AK152 is a bispecific antibody that simultaneously targets both Aβ and a receptor highly expressed on the blood-brain barrier. The Aβ-binding arm of AK152 binds to Aβ plaques and exhibits high selectivity for the neurotoxic soluble Aβ oligomers. The receptor-binding arm of AK152 leverages the receptor-mediated endocytosis-transcytosis mechanism to significantly enhance the brain penetration of AK152. 

Preclinical studies have demonstrated that AK152 possesses robust bioactivity and a favorable  profile. Compared to conventional monoclonal antibodies targeting Aβ, AK152 significantly improves brain penetration, accelerates the clearance of Aβ plaques, and reverses the progression of Alzheimer's-related neuropathology in pre-clinical models, offering a potentially promising new treatment options for Alzheimer's patients. CNS disorders have long posed significant therapeutic challenges on a global scale. Akeso, with its deep expertise in bispecific antibody development, is at the forefront of creating novel therapies to address critical unmet clinical needs in CNS diseases.

About AK152

AK152 is a bispecific antibody developed by Akeso designed to simultaneously target Aβ and a receptor highly expressed at the blood-brain barrier (BBB).
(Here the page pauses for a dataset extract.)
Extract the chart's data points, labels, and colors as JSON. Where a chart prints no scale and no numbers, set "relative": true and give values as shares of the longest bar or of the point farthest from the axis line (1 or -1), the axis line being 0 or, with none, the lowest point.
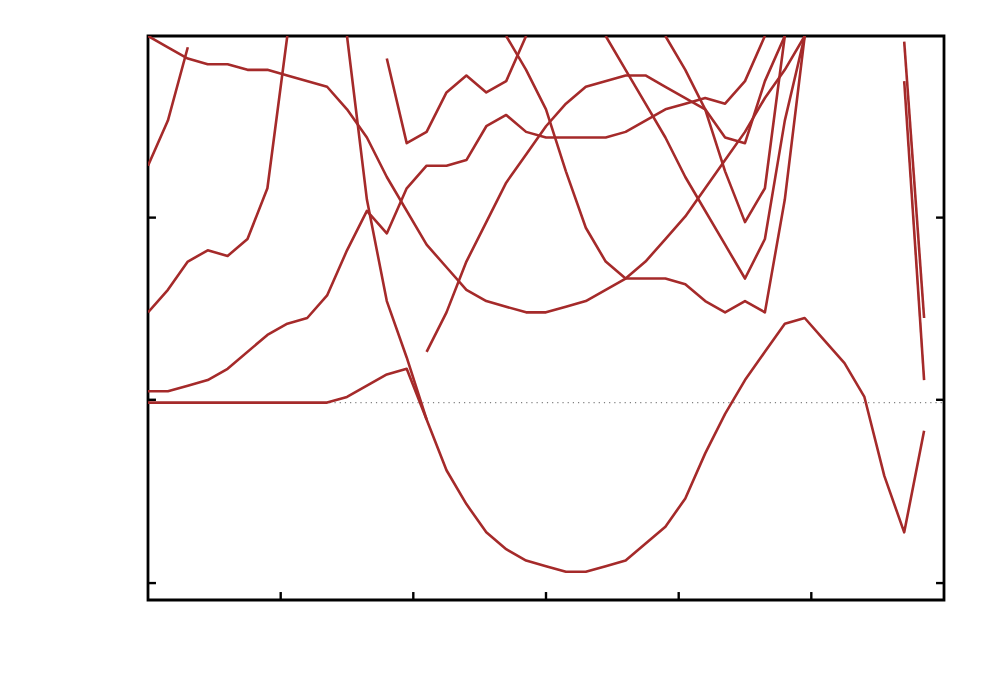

On the Aβ side, it not only binds to Aβ plaques but also selectively targets the more neurotoxic soluble Aβ oligomers. On the BBB side, it leverages receptor-mediated endocytosis to significantly enhance brain penetration. Preclinical studies have shown that AK152 demonstrates strong bioactivity and a favorable safety profile, effectively increasing brain penetration, accelerating Aβ plaque clearance, and exhibiting superior therapeutic efficacy over monoclonal antibodies in AD mouse models. These initial promising results suggest that AK152 has the potential to become a next-generation disease-modifying therapy for Alzheimer's disease.